TEMPO.CO, Jakarta - Komite Bersama 20 Tahun Reformasi yakni Youth Proactive, INFID, Amnesty International Indonesia, GEOTIMES, dan KBRI, menggelar Poetry for Integrity di Kantor YLBHI. Dalam acara tersebut, artis teater Inayah Wahid turut membawakan puisinya berjudul 'Impunitas'.
Sebelum membaca puisi, terlebih dulu Inayah menyapa penonton. Ia sedikit bercanda mengenai kurangnya antusiasme khalayak. "Kalian kayak 20 tahun Reformasi nih, lemes," seloroh Inayah Wahid.
Baca : 20 Tahun Reformasi, Mereka yang Menyingkir dari Jakarta.
Inayah kemudian sedikit menceritakan pengalamannya saat Reformasi 1998 terjadi.

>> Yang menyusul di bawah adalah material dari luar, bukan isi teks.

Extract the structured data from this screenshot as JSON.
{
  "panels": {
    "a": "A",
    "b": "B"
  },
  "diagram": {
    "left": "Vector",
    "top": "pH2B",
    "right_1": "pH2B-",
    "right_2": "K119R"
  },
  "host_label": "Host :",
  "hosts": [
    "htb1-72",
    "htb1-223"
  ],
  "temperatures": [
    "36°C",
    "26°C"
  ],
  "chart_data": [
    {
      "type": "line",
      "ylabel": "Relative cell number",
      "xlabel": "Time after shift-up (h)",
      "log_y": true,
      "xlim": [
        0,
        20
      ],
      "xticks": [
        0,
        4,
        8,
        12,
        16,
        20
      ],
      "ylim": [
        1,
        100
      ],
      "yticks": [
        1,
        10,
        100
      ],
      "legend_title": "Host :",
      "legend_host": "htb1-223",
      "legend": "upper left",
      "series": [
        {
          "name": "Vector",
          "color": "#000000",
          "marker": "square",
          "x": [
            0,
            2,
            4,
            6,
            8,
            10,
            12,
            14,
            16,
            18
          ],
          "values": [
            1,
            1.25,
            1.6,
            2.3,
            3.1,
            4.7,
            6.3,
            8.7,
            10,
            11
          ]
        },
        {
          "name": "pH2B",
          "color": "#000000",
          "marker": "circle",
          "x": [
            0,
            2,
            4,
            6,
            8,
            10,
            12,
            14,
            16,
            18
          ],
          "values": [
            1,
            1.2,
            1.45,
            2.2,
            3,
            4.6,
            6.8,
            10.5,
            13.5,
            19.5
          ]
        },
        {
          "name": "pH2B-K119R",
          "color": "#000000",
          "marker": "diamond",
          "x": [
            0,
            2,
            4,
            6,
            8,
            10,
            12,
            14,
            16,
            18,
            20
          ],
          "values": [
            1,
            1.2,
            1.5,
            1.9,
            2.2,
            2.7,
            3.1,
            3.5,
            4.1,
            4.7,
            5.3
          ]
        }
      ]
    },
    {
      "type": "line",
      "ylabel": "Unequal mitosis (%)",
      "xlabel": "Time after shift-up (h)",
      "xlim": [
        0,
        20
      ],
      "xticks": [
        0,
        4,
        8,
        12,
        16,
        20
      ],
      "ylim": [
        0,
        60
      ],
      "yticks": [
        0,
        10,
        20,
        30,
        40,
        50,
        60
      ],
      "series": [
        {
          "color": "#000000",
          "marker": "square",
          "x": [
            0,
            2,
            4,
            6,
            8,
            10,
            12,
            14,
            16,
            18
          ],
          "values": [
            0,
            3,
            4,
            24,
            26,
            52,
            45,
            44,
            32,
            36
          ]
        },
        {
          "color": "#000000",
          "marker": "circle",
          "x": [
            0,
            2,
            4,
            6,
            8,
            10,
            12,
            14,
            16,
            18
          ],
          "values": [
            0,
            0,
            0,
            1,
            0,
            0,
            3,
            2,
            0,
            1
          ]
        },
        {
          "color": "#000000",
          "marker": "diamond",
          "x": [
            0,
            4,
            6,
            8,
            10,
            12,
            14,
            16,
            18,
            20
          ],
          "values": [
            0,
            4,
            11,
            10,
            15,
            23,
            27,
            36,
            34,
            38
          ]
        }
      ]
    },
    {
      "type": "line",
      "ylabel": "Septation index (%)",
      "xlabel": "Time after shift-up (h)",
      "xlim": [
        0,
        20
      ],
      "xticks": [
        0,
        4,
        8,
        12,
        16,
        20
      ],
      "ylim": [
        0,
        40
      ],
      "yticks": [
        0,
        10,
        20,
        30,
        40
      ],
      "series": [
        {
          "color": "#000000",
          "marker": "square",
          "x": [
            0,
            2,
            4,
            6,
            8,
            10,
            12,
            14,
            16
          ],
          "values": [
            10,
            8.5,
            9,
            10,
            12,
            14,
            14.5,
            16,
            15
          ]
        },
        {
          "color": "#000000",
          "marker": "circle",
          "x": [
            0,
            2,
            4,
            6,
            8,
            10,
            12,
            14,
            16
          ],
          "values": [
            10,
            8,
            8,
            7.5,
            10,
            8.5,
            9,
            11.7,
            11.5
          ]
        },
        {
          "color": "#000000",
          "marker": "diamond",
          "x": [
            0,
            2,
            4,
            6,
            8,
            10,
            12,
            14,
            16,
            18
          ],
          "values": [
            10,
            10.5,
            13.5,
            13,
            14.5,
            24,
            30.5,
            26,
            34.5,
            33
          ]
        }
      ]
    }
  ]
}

Kala itu ia masih duduk di bangku SMA dan diam-diam gemar membaca karya-karya sastra yang dilarang. Saat Mei 1998, putri mantan presiden Republik Indonesia Abdurrahman Wahid alias Gus Dur tersebut berujar, rumahnya penuh dengan beberapa tokoh Reformasi serta orang-orang yang mengungsi akibat kerusuhan dan penjarahan di penjuru kota.
"Tidak seperti jalan raya yang saat itu lengang, rumah saya hiruk-pikuk," tutur Inayah, "Ibu saya hiruk-pikuk berusaha lari ke sana ke mari, menemui perempuan-perempuan yang tidak cukup beruntung untuk menjadi pribumi sehingga kemudian seakan-akan bisa diambil haknya begitu saja."
20 tahun berlalu, lanjut Inayah, mulanya ia berpikir kondisi negara akan jauh lebih baik. Nyatanya ancaman dan persekusi kini tidak lagi dilakukan oleh penguasa semata, namun juga dari kalangan masyarakat sendiri.
"Ketika dulu pada saat saya diam-diam membaca karya sastra, yang harus saya takutkan hanya penguasa. Sekarang saya nggak tahu," ujar Inayah di acara 20 Tahun Reformasi. "Yang saya tahu pasti, dalam kondisi seperti ini seni dan sastra semakin dibutuhkan, yang harus jadi garda terdepan."